In the late 1980s, I sometimes I went to Gregory Gym when it was mostly empty and sat on the top row. I tried, however unsuccessfully, to soak up the history and ambience. I worried, too, about its future before the university announced plans for its renovation. After completion of that project, I returned to a sparkling “new” Gregory Gym. I will not try to list all the changes, but it had been brought in line with the demands of a new generation of students. Its main tenant is the UT women’s volleyball team, both basketball teams having left in 1977 for the Erwin Center half a mile south. That $34 million facility had room for 16,000 fans—as opposed to 7,000 max (if the fire marshal was not being picky) at Gregory Gym. The Erwin Center, though, is sterile compared to its predecessor. From the start, it has been hard to get students to attend games there. An older and more sedate crowd is the norm, not to mention the fact that they are physically separated from the court and athletes. Gregory Gym, where the first row stood a couple of feet from the action, was nothing if not intimate.
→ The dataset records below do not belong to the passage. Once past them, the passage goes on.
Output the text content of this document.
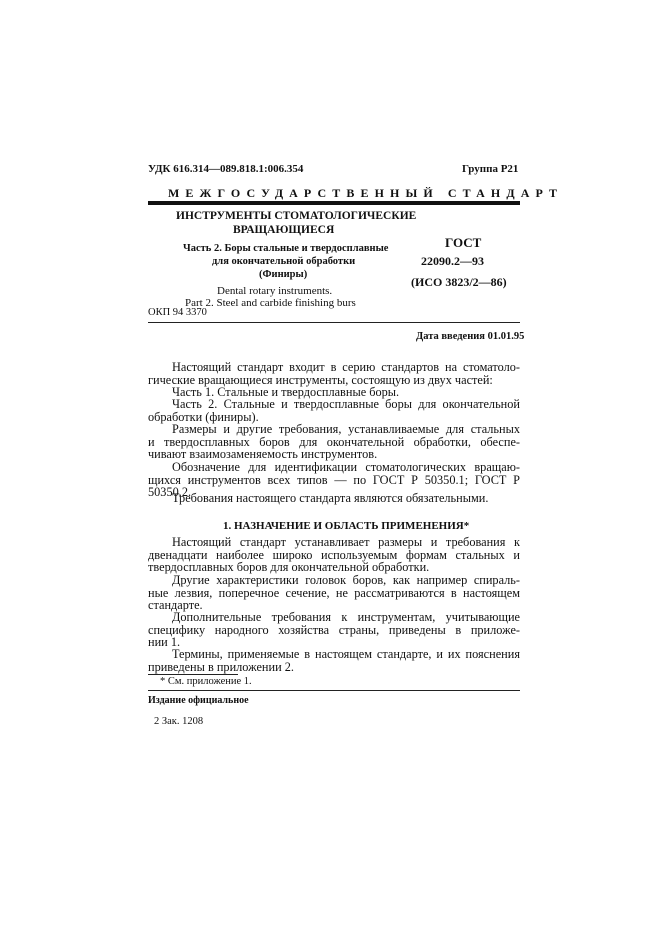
УДК 616.314—089.818.1:006.354	Группа Р21
МЕЖГОСУДАРСТВЕННЫЙ СТАНДАРТ
ИНСТРУМЕНТЫ СТОМАТОЛОГИЧЕСКИЕ
ВРАЩАЮЩИЕСЯ
Часть 2. Боры стальные и твердосплавные
для окончательной обработки
(Финиры)
Dental rotary instruments.
Part 2. Steel and carbide finishing burs
ГОСТ
22090.2—93
(ИСО 3823/2—86)
ОКП 94 3370
Дата введения 01.01.95
Настоящий стандарт входит в серию стандартов на стоматоло-
гические вращающиеся инструменты, состоящую из двух частей:
Часть 1. Стальные и твердосплавные боры.
Часть 2. Стальные и твердосплавные боры для окончательной
обработки (финиры).
Размеры и другие требования, устанавливаемые для стальных
и твердосплавных боров для окончательной обработки, обеспе-
чивают взаимозаменяемость инструментов.
Обозначение для идентификации стоматологических вращаю-
щихся инструментов всех типов — по ГОСТ Р 50350.1; ГОСТ Р
50350.2.
Требования настоящего стандарта являются обязательными.
1. НАЗНАЧЕНИЕ И ОБЛАСТЬ ПРИМЕНЕНИЯ*
Настоящий стандарт устанавливает размеры и требования к
двенадцати наиболее широко используемым формам стальных и
твердосплавных боров для окончательной обработки.
Другие характеристики головок боров, как например спираль-
ные лезвия, поперечное сечение, не рассматриваются в настоящем
стандарте.
Дополнительные требования к инструментам, учитывающие
специфику народного хозяйства страны, приведены в приложе-
нии 1.
Термины, применяемые в настоящем стандарте, и их пояснения
приведены в приложении 2.
* См. приложение 1.
Издание официальное
2 Зак. 1208
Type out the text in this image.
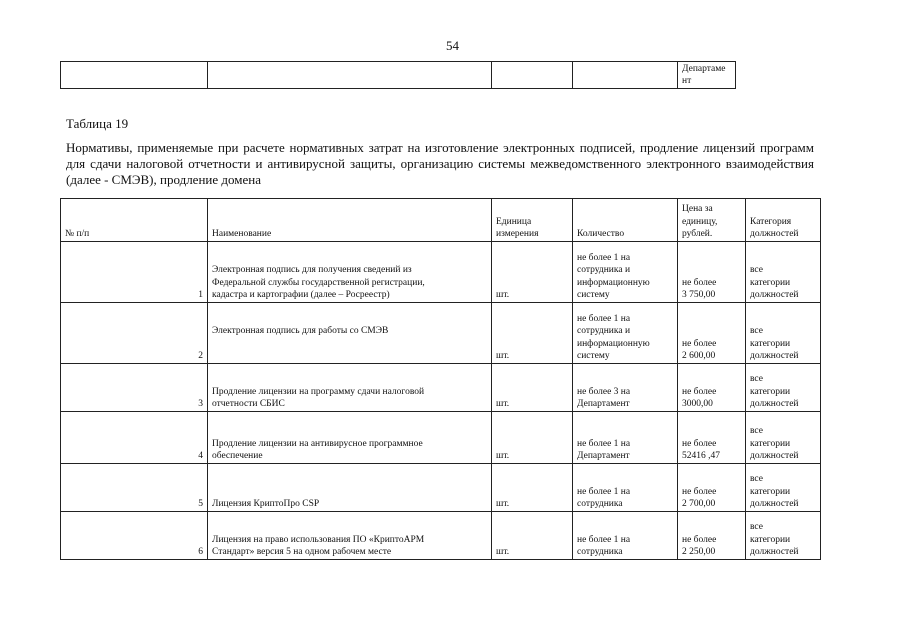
54
				Департаме
нт
Таблица 19
Нормативы, применяемые при расчете нормативных затрат на изготовление электронных подписей, продление лицензий программ для сдачи налоговой отчетности и антивирусной защиты, организацию системы межведомственного электронного взаимодействия (далее - СМЭВ), продление домена
№ п/п	Наименование	Единица
измерения	Количество	Цена за
единицу,
рублей.	Категория
должностей
1	Электронная подпись для получения сведений из
Федеральной службы государственной регистрации,
кадастра и картографии (далее – Росреестр)	шт.	не более 1 на
сотрудника и
информационную
систему	не более
3 750,00	все
категории
должностей
2	Электронная подпись для работы со СМЭВ	шт.	не более 1 на
сотрудника и
информационную
систему	не более
2 600,00	все
категории
должностей
3	Продление лицензии на программу сдачи налоговой
отчетности СБИС	шт.	не более 3 на
Департамент	не более
3000,00	все
категории
должностей
4	Продление лицензии на антивирусное программное
обеспечение	шт.	не более 1 на
Департамент	не более
52416 ,47	все
категории
должностей
5	Лицензия КриптоПро CSP	шт.	не более 1 на
сотрудника	не более
2 700,00	все
категории
должностей
6	Лицензия на право использования ПО «КриптоАРМ
Стандарт» версия 5 на одном рабочем месте	шт.	не более 1 на
сотрудника	не более
2 250,00	все
категории
должностей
Fewer seats, more advertising
The above-mentioned Texas women’s volleyball team won national titles in 1988 and 2012, and was runner-up in 1995, 2009 and 2015. I have a couple of comments about the look of Gregory Gym (today’s seating capacity: 4,000) as the home arena for these superb female athletes. First, the place is chock full of advertising. A photo I saw recently showed signage for Taco Shack, Dunkin’ Donuts, Southwest Airlines and Mike’s Print Shop. There was a time when UT had a hard-and-fast rule against such mercantilism. I can live with that. However, a bigger problem is the court which is outlined in orange and black. For well over a century, the school colors have been orange and white, and I am miffed when I see any alteration thereof. Do I sound hopelessly behind the times?
It is interesting to note that the Erwin Center will soon be razed to make way for the Dell Medical School (the new hoops facility will probably be just south of the Myers Soccer/Track Stadium), while stately Gregory Gymnasium endures at the intersection of 21st and Speedway. For almost 90 years now, it has been a major part of University of Texas student life.